报告题目：黑白棋游戏&博弈算法

detect0530@gmail.com

1 引言

过去曾有关注过博弈论的相关算法，比如那什均衡、博弈树。但是因为效率的担心，往往忽略了最为传统但又花样百出的搜索博弈。这次作业，我将尝试用搜索博弈的思维来考虑黑白棋游戏。

2 实验内容

2.1 Task1 介绍minimax的实现

public MiniMaxDecider(boolean maximize, int depth) {
    this.maximize = maximize;
    this.depth = depth;
    computedStates = new HashMap<State, Float>();
}

这里的maximize表示当前的决策者是最大化还是最小化，depth表示搜索的深度，computedStates表示已经计算过的状态，用HashMap进行存储。

public Action decide(State state) {
	// Choose randomly between equally good options
	float value = maximize ? Float.NEGATIVE_INFINITY : Float.POSITIVE_INFINITY;
	List<Action> bestActions = new ArrayList<Action>();
	// Iterate!
	int flag = maximize ? 1 : -1;
	for (Action action : state.getActions()) {
		try {
			// Algorithm!
			State newState = action.applyTo(state);
			float newValue = this.miniMaxRecursor(newState, 1, !this.maximize);
			// Better candidates?
			if (flag * newValue > flag * value) {
				value = newValue;
				bestActions.clear();
			}
			// Add it to the list of candidates?
			if (flag * newValue >= flag * value) bestActions.add(action);
		} catch (InvalidActionException e) {
			throw new RuntimeException("Invalid action!");
		}
	}
	// If there are more than one best actions, pick one of the best randomly
	Collections.shuffle(bestActions);
	return bestActions.get(0);
}

$decide$ 函数决定当前走哪一步，方法很暴力，对于每种可能的走法都计算一遍minimax，取最大的即可。思想堪称朴实无华。

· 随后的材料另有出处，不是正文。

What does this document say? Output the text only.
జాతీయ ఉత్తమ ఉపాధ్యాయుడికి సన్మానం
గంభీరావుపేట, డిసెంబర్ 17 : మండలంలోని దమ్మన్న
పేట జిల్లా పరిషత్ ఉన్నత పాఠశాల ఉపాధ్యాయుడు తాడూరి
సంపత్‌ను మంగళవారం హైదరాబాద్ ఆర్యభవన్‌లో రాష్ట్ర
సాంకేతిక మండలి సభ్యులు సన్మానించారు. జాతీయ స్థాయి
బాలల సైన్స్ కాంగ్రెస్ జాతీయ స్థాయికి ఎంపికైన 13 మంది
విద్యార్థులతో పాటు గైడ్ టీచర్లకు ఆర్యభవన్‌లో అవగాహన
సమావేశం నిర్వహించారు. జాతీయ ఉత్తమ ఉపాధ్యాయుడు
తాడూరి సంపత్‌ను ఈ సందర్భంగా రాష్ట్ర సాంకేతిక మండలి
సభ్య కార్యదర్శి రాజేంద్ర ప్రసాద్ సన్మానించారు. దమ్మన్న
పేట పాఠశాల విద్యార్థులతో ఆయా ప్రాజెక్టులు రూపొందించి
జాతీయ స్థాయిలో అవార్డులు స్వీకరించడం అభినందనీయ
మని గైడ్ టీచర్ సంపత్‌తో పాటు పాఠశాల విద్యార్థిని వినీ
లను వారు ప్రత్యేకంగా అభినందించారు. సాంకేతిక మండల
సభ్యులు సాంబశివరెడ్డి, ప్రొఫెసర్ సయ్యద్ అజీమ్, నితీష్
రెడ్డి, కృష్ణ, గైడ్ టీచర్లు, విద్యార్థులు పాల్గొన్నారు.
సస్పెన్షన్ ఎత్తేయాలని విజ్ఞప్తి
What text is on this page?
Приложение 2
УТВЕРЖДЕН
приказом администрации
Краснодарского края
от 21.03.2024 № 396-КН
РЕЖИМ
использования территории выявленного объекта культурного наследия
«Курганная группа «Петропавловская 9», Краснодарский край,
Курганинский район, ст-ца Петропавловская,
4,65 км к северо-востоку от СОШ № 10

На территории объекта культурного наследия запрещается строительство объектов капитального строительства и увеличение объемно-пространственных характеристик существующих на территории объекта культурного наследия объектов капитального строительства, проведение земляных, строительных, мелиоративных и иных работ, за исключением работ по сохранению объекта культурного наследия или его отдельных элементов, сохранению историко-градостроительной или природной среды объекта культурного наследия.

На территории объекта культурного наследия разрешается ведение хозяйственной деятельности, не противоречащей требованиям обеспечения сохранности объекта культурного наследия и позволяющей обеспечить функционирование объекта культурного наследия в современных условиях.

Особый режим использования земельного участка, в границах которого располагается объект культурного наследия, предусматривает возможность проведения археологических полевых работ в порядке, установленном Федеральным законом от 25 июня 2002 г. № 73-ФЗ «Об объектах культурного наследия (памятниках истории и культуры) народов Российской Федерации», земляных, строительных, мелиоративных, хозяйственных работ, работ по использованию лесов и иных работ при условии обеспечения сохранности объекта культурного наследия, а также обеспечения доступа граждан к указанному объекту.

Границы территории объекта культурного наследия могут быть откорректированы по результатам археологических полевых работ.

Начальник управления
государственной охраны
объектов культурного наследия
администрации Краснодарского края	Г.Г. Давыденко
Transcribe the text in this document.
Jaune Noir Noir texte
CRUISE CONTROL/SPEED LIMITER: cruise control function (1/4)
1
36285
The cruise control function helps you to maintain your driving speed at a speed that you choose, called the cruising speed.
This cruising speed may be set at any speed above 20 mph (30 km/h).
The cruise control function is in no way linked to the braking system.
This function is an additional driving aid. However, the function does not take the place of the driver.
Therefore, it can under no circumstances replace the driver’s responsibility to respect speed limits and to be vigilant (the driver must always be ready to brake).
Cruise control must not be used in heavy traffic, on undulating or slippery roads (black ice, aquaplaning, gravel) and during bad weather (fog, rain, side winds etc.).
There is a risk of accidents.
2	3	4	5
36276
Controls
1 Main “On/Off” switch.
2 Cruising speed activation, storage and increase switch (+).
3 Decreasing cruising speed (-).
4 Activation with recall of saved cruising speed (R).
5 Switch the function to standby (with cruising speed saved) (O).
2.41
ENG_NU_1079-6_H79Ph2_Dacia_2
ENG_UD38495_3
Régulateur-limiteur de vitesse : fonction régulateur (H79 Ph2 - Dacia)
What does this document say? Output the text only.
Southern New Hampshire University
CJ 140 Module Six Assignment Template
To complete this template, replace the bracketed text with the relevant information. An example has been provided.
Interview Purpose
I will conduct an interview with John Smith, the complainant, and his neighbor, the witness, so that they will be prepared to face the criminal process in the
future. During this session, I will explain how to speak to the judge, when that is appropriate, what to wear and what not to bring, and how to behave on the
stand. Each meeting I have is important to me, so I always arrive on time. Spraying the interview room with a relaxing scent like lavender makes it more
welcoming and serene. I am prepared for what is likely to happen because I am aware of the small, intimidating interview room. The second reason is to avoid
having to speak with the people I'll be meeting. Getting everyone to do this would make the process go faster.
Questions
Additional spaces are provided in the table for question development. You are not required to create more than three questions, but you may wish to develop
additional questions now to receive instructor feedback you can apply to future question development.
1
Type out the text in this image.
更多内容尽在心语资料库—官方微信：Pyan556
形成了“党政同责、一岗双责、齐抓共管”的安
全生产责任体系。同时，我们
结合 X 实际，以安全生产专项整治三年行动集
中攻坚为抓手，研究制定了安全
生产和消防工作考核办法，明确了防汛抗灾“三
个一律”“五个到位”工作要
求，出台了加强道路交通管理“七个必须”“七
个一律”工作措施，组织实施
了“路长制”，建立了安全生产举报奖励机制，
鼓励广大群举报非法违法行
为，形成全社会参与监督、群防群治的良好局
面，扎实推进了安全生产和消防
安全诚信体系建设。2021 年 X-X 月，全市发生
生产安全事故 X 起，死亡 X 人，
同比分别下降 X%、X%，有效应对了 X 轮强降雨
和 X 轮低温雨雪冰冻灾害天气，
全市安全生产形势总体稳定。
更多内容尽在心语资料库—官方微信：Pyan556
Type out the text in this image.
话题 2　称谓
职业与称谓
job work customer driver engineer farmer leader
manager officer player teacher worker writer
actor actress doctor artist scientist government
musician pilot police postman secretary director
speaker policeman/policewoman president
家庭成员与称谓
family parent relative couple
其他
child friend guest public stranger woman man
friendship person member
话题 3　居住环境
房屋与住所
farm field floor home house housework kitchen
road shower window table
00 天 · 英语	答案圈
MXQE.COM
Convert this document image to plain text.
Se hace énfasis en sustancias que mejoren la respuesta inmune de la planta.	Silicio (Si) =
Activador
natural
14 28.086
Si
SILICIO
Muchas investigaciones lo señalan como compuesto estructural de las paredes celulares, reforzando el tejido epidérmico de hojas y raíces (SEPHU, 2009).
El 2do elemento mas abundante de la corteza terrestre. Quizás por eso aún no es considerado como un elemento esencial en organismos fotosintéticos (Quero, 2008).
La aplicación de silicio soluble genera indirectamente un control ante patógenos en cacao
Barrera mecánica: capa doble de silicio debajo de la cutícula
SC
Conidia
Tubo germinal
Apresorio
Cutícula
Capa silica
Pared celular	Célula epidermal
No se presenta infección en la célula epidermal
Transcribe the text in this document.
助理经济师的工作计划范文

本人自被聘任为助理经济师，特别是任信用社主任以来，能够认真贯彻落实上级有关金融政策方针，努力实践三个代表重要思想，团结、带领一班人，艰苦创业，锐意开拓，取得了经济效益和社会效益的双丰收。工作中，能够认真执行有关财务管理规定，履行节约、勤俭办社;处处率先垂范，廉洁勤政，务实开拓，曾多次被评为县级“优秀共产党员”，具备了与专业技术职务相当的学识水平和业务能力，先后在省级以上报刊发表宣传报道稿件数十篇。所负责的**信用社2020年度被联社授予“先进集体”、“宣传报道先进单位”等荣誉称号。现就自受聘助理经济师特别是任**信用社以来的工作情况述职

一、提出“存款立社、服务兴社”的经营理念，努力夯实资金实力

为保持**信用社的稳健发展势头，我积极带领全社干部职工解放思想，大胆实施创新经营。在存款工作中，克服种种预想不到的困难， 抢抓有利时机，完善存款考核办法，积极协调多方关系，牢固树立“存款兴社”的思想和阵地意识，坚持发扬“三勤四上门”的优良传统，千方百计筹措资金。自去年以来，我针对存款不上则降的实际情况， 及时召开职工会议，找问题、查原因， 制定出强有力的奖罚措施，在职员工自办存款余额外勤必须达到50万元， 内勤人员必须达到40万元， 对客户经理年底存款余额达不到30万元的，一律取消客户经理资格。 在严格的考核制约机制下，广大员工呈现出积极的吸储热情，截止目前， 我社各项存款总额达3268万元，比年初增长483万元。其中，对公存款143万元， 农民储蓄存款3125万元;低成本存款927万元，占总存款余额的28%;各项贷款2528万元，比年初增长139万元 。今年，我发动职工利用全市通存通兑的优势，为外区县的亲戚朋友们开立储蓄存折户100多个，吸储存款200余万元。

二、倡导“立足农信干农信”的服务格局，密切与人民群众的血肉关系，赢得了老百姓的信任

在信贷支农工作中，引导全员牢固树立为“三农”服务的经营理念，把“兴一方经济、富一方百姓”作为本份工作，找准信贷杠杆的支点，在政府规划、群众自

接下来将详细解释关键的 $minimaxRecursor()$ 函数:

public float miniMaxRecursor(State state, int depth, boolean maximize) {
	// Has this state already been computed?
	if (computedStates.containsKey(state)) 
                   // Return the stored result
                   return computedStates.get(state);
	// Is this state done?
	if (state.getStatus() != Status.Ongoing)
                   // Store and return
                   return finalize(state, state.heuristic());
	// Have we reached the end of the line?
	if (depth == this.depth)
                   //Return the heuristic value
                   return state.heuristic();

首先是如果当前状态我们已经算过了，那么直接返回上一次计算存在HashMap的值即可。
否则，如果状态结束或者深度到了我们指定的超参数Maxdep，也就停止搜索返回heuristic值。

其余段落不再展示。